Bacterial peritonitis

Intraperitoneal treatment of bacterial peritonitis

New pharmaceutical composition for intraperitoneal treatment

Reponex Pharmaceuticals Ltd. has filed a patent application relating to a pharmaceutical composition for a novel method of treating bacterial peritonitis. The inventors are Professor Lars Heslet, MD, and Professor Lars Otto Uttenthal, DPhil. A clinical proof-of-concept study has been initiated.

The essential new features are:

1. Intraperitoneal administration

Post-surgical antibacterial treatment is carried by the intraperitoneal administration of the preparation, not the conventional systemic (e.g. intravenous) administration of antibiotics. The pharmaceutical composition is dissolved in saline or a physiological salt composition similar to peritoneal dialysis fluid. An intraperitoneal catheter placed as for peritoneal dialysis.

Advantage: This procedure achieves high local concentrations of the active substances where their effect is required, with lower systemic concentrations and reduced risk of systemic side effects. It is particularly important to administer GM-CSF intraperitoneally as systemic therapy has a weaker local effect with risk of major systemic side effects.

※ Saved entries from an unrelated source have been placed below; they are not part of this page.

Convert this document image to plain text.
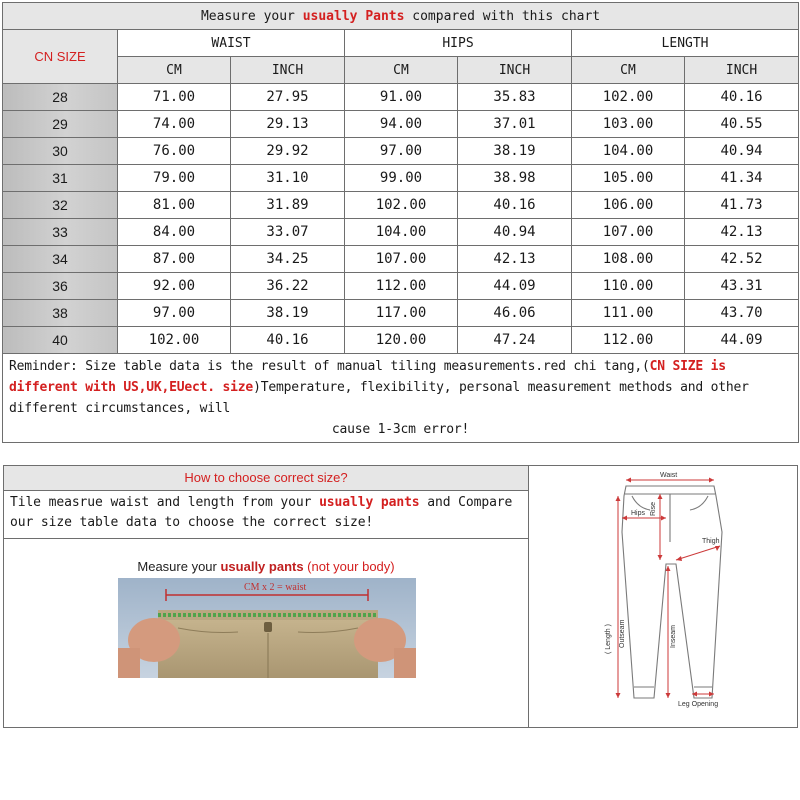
Measure your usually Pants compared with this chart						
CN SIZE	WAIST		HIPS		LENGTH	
	CM	INCH	CM	INCH	CM	INCH
28	71.00	27.95	91.00	35.83	102.00	40.16
29	74.00	29.13	94.00	37.01	103.00	40.55
30	76.00	29.92	97.00	38.19	104.00	40.94
31	79.00	31.10	99.00	38.98	105.00	41.34
32	81.00	31.89	102.00	40.16	106.00	41.73
33	84.00	33.07	104.00	40.94	107.00	42.13
34	87.00	34.25	107.00	42.13	108.00	42.52
36	92.00	36.22	112.00	44.09	110.00	43.31
38	97.00	38.19	117.00	46.06	111.00	43.70
40	102.00	40.16	120.00	47.24	112.00	44.09
Reminder: Size table data is the result of manual tiling measurements.red chi tang,(CN SIZE is different with US,UK,EUect. size)Temperature, flexibility, personal measurement methods and other different circumstances, will
cause 1-3cm error!						
How to choose correct size?
Tile measrue waist and length from your usually pants and Compare our size table data to choose the correct size!
Measure your usually pants (not your body)
CM x 2 = waist
Waist
Hips Rise
Thigh
Outseam
( Length )	Inseam
Leg Opening
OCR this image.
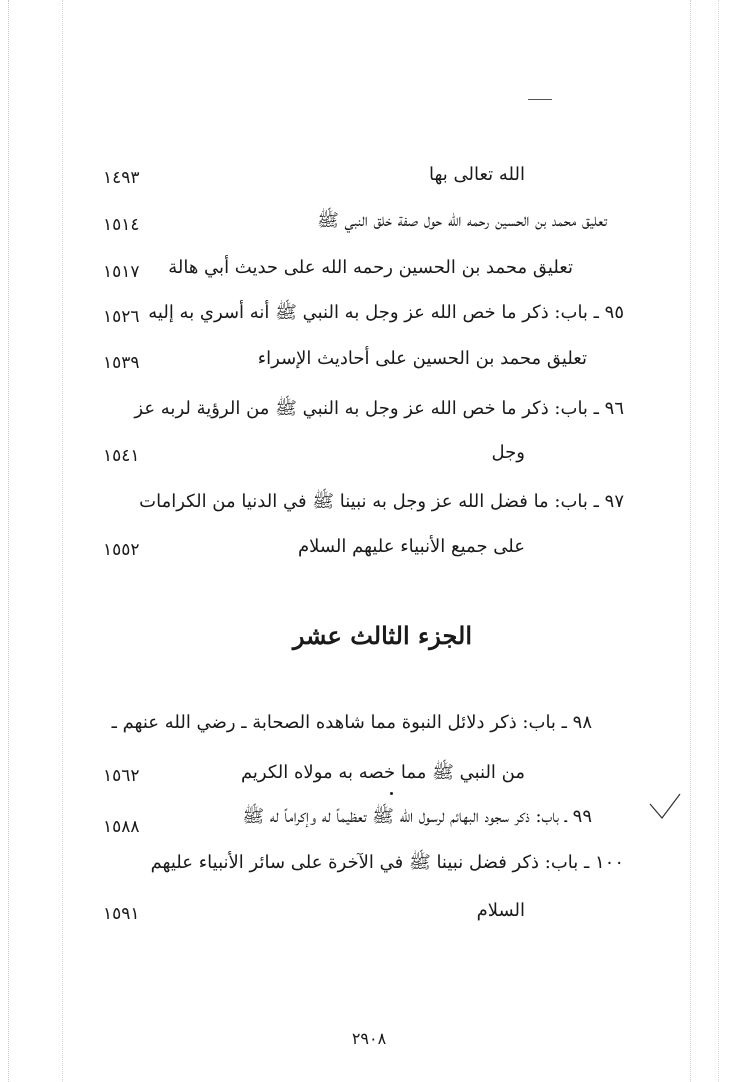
الله تعالى بها
١٤٩٣
تعليق محمد بن الحسين رحمه الله حول صفة خلق النبي ﷺ
١٥١٤
تعليق محمد بن الحسين رحمه الله على حديث أبي هالة
١٥١٧
٩٥ ـ باب: ذكر ما خص الله عز وجل به النبي ﷺ أنه أسري به إليه
١٥٢٦
تعليق محمد بن الحسين على أحاديث الإسراء
١٥٣٩
٩٦ ـ باب: ذكر ما خص الله عز وجل به النبي ﷺ من الرؤية لربه عز
وجل
١٥٤١
٩٧ ـ باب: ما فضل الله عز وجل به نبينا ﷺ في الدنيا من الكرامات
على جميع الأنبياء عليهم السلام
١٥٥٢
الجزء الثالث عشر
٩٨ ـ باب: ذكر دلائل النبوة مما شاهده الصحابة ـ رضي الله عنهم ـ
من النبي ﷺ مما خصه به مولاه الكريم
١٥٦٢
٩٩ ـ باب: ذكر سجود البهائم لرسول الله ﷺ تعظيماً له وإكراماً له ﷺ
١٥٨٨
١٠٠ ـ باب: ذكر فضل نبينا ﷺ في الآخرة على سائر الأنبياء عليهم
السلام
١٥٩١
٢٩٠٨
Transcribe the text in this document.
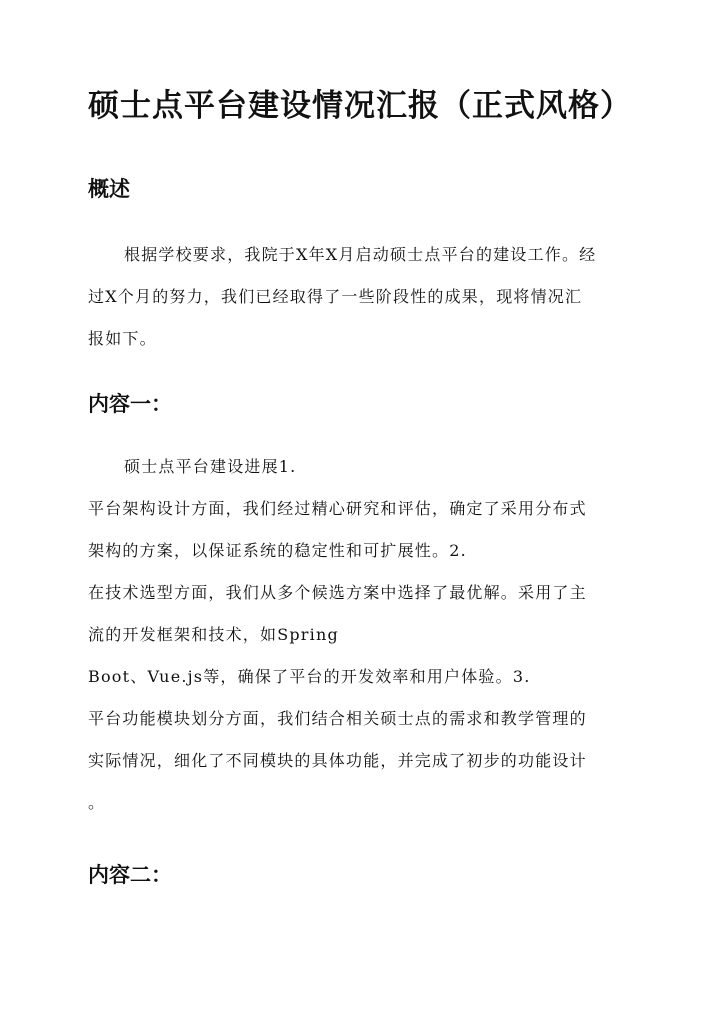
硕士点平台建设情况汇报（正式风格）
概述
根据学校要求，我院于X年X月启动硕士点平台的建设工作。经
过X个月的努力，我们已经取得了一些阶段性的成果，现将情况汇
报如下。
内容一：
硕士点平台建设进展1.
平台架构设计方面，我们经过精心研究和评估，确定了采用分布式
架构的方案，以保证系统的稳定性和可扩展性。2.
在技术选型方面，我们从多个候选方案中选择了最优解。采用了主
流的开发框架和技术，如Spring
Boot、Vue.js等，确保了平台的开发效率和用户体验。3.
平台功能模块划分方面，我们结合相关硕士点的需求和教学管理的
实际情况，细化了不同模块的具体功能，并完成了初步的功能设计
。
内容二：
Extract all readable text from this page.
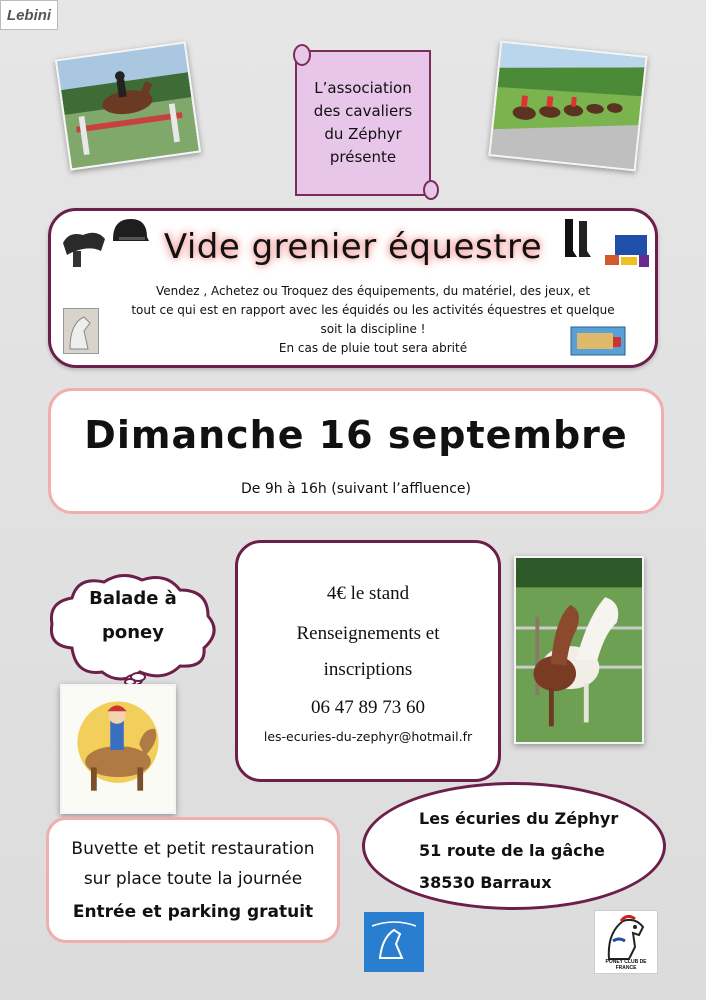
Lebini
L’association
des cavaliers
du Zéphyr
présente
Vide grenier équestre
Vendez , Achetez ou Troquez des équipements, du matériel, des jeux, et
tout ce qui est en rapport avec les équidés ou les activités équestres et quelque
soit la discipline !
En cas de pluie tout sera abrité
Dimanche 16 septembre
De 9h à 16h (suivant l’affluence)
Balade à
poney
4€ le stand
Renseignements et
inscriptions
06 47 89 73 60
les-ecuries-du-zephyr@hotmail.fr
Les écuries du Zéphyr
51 route de la gâche
38530 Barraux
Buvette et petit restauration
sur place toute la journée
Entrée et parking gratuit
PONEY CLUB DE FRANCE
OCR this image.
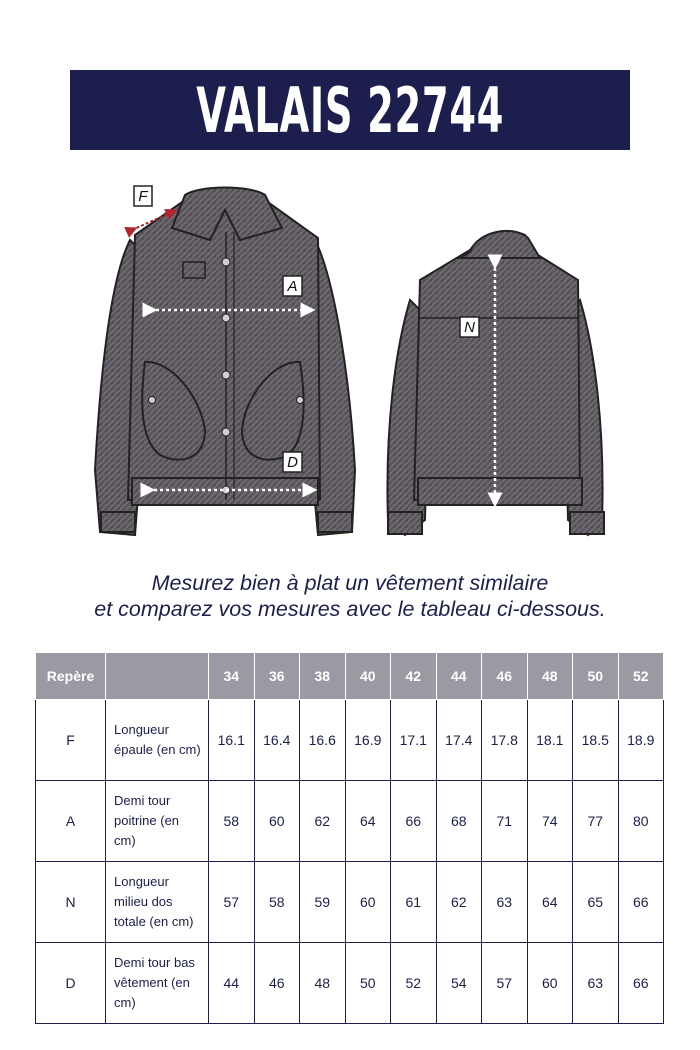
VALAIS 22744
F
A
N
D
Mesurez bien à plat un vêtement similaire
et comparez vos mesures avec le tableau ci-dessous.
Repère		34	36	38	40	42	44	46	48	50	52
F	Longueur épaule (en cm)	16.1	16.4	16.6	16.9	17.1	17.4	17.8	18.1	18.5	18.9
A	Demi tour poitrine (en cm)	58	60	62	64	66	68	71	74	77	80
N	Longueur milieu dos totale (en cm)	57	58	59	60	61	62	63	64	65	66
D	Demi tour bas vêtement (en cm)	44	46	48	50	52	54	57	60	63	66
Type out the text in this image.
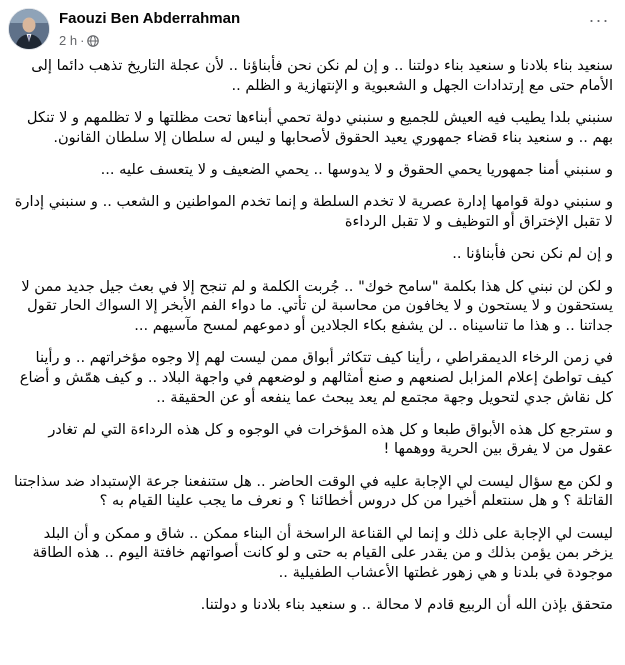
Faouzi Ben Abderrahman
2 h ·
···

سنعيد بناء بلادنا و سنعيد بناء دولتنا .. و إن لم نكن نحن فأبناؤنا .. لأن عجلة التاريخ تذهب دائما إلى الأمام حتى مع إرتدادات الجهل و الشعبوية و الإنتهازية و الظلم ..

سنبني بلدا يطيب فيه العيش للجميع و سنبني دولة تحمي أبناءها تحت مظلتها و لا تظلمهم و لا تنكل بهم .. و سنعيد بناء قضاء جمهوري يعيد الحقوق لأصحابها و ليس له سلطان إلا سلطان القانون.

و سنبني أمنا جمهوريا يحمي الحقوق و لا يدوسها .. يحمي الضعيف و لا يتعسف عليه ...

و سنبني دولة قوامها إدارة عصرية لا تخدم السلطة و إنما تخدم المواطنين و الشعب .. و سنبني إدارة لا تقبل الإختراق أو التوظيف و لا تقبل الرداءة

و إن لم نكن نحن فأبناؤنا ..

و لكن لن نبني كل هذا بكلمة "سامح خوك" .. جُربت الكلمة و لم تنجح إلا في بعث جيل جديد ممن لا يستحقون و لا يستحون و لا يخافون من محاسبة لن تأتي. ما دواء الفم الأبخر إلا السواك الحار تقول جداتنا .. و هذا ما تناسيناه .. لن يشفع بكاء الجلادين أو دموعهم لمسح مآسيهم ...

في زمن الرخاء الديمقراطي ، رأينا كيف تتكاثر أبواق ممن ليست لهم إلا وجوه مؤخراتهم .. و رأينا كيف تواطئ إعلام المزابل لصنعهم و صنع أمثالهم و لوضعهم في واجهة البلاد .. و كيف همّش و أضاع كل نقاش جدي لتحويل وجهة مجتمع لم يعد يبحث عما ينفعه أو عن الحقيقة ..

و سترجع كل هذه الأبواق طبعا و كل هذه المؤخرات في الوجوه و كل هذه الرداءة التي لم تغادر عقول من لا يفرق بين الحرية ووهمها !

و لكن مع سؤال ليست لي الإجابة عليه في الوقت الحاضر .. هل ستنفعنا جرعة الإستبداد ضد سذاجتنا القاتلة ؟ و هل سنتعلم أخيرا من كل دروس أخطائنا ؟ و نعرف ما يجب علينا القيام به ؟

ليست لي الإجابة على ذلك و إنما لي القناعة الراسخة أن البناء ممكن .. شاق و ممكن و أن البلد يزخر بمن يؤمن بذلك و من يقدر على القيام به حتى و لو كانت أصواتهم خافتة اليوم .. هذه الطاقة موجودة في بلدنا و هي زهور غطتها الأعشاب الطفيلية ..

متحقق بإذن الله أن الربيع قادم لا محالة .. و سنعيد بناء بلادنا و دولتنا.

2. Double action to combat the bacterial infection
  1. Cytokinet GM-CSF (molgramostim: recombinant human GM-CSF expressed in E. coli) is given in a low intraperitoneal dose. This restores the often impaired function of the peritoneal macrophages and recruits additional macrophages into the peritoneum, with enhanced bacterial clearance via the innate defense mechanisms.
  2. Antibiotika given at high local concentrations. Fosfomycin is chosen because it is an antibiotic with an appropriate antibacterial spectrum, which also active against ESBL coliforms and MRSA, while it is non-toxic at the cellular and systemic level.

Relevant publications


Selgas R et al (1996) Immunomodulation of peritoneal macrophages by granulocyte-macrophage colony-stimulating factor in humans. Kidney Int 50: 2070-2078. In peritoneal dialysis patients, the addition of GM-CSF to the dialysis fluid resulted in a pronounced transient recruitment of “primed” macrophages into the peritoneum without raising levels of markers of inflammation. It was concluded that GM-CSF may increase the peritoneal defense capability through enhancement of the effector functions of pre-existing and newly recruited macrophages. At the same time the study gives an indication of the dosage level that has the desired effect without producing side effects.

H Orozco et al (2006) Molgramostim (GM-CSF) associated with antibiotic treatment in nontraumatic abdominal sepsis: a randomized, double-blind, placebo-controlled clinical trial. Arch Surg 141: 150-153; discussion 154. In surgical patients with bacterial peritonitis, subcutaneous GM-CSF reduced the occurrence of infectious complications and the number of days of hospitalization.


There are studies reporting the successful treatment of bacterial peritonitis associated with peritoneal dialysis by giving intraperitoneal fosfomycin. In this type of peritonitis, however, the bacterial spectrum is different from that of peritonitis due to intestinal perforation, as staphylococci occur with greater frequency:
Michel C et al (1989) Treatment of peritonitis in continuous ambulatory peritoneal dialysis with a combination of fosfomycin and pefloxacin. Pathol Biol (Paris) 37: 269-271.

There is also an extremely useful study of the pharmacokinetics of intraperitoneal fosfomycin in peritoneal dialysis patients, which provide information that is relevant to dosage:
Tobudic S et al (2012) Pharmacokinetics of intraperitoneal and intravenous fosfomycin in automated peritoneal dialysis patients without peritonitis. Antimicrob Agents Chemother 56: 3992-3995.

The following is a review of current status and renewed use of fosfomycin:
Michalopoulos AS et al (2011) The revival of fosfomycin. Int J Infect Dis 15: e732-e739.